Cahya sangat yakin bahwa belajar keras adalah kunci kesuksesan akademik
dan PTN impiannya. Namun, ia mengakui sering menunda-nunda belajar atau
menghabiskan terlalu banyak waktu untuk scrolling media sosial dan bermain game
online alih-alih belajar. "Aku tahu tugas numpuk dan besok ada ulangan,
tapi rasanya malas banget mulai belajar. Ujung-ujungnya semalaman baru belajar,
atau bahkan enggak belajar sama sekali. Padahal aku maunya dapat nilai bagus
dan banggain orang tua." Di sini, keyakinan kuat tentang pentingnya
belajar berkonflik dengan perilaku menunda dan kurangnya disiplin.
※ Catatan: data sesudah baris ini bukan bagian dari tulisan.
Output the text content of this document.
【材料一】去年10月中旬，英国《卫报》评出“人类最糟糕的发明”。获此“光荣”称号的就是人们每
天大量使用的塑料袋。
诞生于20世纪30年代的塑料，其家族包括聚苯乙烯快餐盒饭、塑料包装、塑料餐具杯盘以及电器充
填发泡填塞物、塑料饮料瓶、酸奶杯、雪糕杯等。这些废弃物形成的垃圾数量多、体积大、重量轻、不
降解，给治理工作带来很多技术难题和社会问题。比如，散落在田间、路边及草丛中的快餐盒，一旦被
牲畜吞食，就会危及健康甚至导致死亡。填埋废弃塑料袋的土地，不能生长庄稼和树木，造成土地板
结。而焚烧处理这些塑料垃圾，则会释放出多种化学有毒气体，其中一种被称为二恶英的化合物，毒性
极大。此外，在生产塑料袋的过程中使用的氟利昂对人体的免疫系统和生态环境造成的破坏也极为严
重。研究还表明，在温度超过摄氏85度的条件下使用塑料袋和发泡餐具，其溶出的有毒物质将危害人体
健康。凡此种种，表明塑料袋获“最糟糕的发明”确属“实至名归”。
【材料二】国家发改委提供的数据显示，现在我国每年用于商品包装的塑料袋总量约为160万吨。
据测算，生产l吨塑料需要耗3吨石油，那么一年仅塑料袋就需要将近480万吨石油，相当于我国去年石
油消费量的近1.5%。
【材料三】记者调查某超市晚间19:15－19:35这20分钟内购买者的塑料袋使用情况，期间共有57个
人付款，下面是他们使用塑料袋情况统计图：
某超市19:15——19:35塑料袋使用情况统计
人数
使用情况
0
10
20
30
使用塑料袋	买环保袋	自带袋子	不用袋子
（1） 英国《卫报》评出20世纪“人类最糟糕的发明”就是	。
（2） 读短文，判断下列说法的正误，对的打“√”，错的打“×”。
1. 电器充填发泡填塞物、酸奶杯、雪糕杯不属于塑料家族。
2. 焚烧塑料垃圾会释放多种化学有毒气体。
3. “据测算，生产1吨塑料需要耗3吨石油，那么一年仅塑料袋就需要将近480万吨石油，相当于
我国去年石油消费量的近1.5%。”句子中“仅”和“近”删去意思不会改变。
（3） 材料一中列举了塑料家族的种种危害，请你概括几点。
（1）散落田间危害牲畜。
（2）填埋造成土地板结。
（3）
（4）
3. Perasaan Tidak Nyaman yang Timbul
Cahya jelas merasakan ketidaknyamanan
emosional akibat disonansi ini:
Terkait media sosial, ia merasa lelah dan
kadang kosong setelah menghabiskan waktu lama untuk membuat konten yang
"sempurna" atau membandingkan dirinya dengan orang lain. Ia juga
merasakan sedikit rasa bersalah karena tidak sepenuhnya jujur pada dirinya
sendiri di platform tersebut.Mengenai belajar, ia sering mengalami kecemasan
dan penyesalan yang hebat saat mendekati batas waktu tugas atau ujian, terutama
ketika ia tahu ia belum belajar maksimal. "Rasanya gelisah banget, kayak
ada beban di dada. Habis ulangan, kalau hasilnya jelek, aku nyesel banget
kenapa enggak belajar dari awal."
4. Strategi Pengurangan Disonansi
Cahya menggunakan beberapa mekanisme untuk
mengurangi ketidaknyamanan yang ia rasakan: Rasionalisasi/Pembenaran Diri,
Penambahan Kognisi Baru, Meremehkan Pentingnya Disonansi.Cahya cenderung
meremehkan dampak jangka panjang dari kebiasaan media sosialnya, menganggapnya
hanya sebagai hobi. Untuk belajar, ia kadang meremehkan konsekuensi nilai yang
kurang optimal.Upaya Mengubah Perilaku (belum konsisten).Cahya pernah mencoba
membatasi waktu layar atau menonaktifkan notifikasi media sosial, tetapi
seringkali kembali ke kebiasaan lama karena dorongan sosial atau kebosanan. Ia
juga beberapa kali mencoba membuat jadwal belajar yang ketat, namun sering
gagal mematuhinya.
5. Dampak dan Kesadaran Diri Responden
Cahya menyadari bahwa disonansi ini
memengaruhi tingkat stresnya dan kepercayaan dirinya. Terkadang ia merasa tidak
konsisten dengan siapa dirinya yang sebenarnya, baik di hadapan teman maupun di
mata sendiri. Pengalaman disonansi ini membuatnya merasa sedikit bimbang
tentang identitasnya di tengah tekanan lingkungan sosial dan akademik.
Wawancara dengan Cahya menunjukkan
bagaimana remaja menghadapi disonansi kognitif yang kompleks, seringkali
berakar pada kebutuhan akan penerimaan sosial dan tekanan untuk berprestasi,
yang kadang bertentangan dengan nilai-nilai pribadi mereka.
Penelitian ini, melalui wawancara mendalam,
telah memperkaya pemahaman kita tentang kompleksitas disonansi kognitif dari
perspektif individu. Temuan yang diuraikan menunjukkan bahwa disonansi bukan
hanya konstruksi teoretis, melainkan pengalaman nyata yang memicu respons
kognitif dan emosional yang bervariasi, serta mendorong berbagai strategi
resolusi. Ini menegaskan pentingnya pendekatan kualitatif untuk mengungkap
nuansa fenomena psikologis yang mendalam.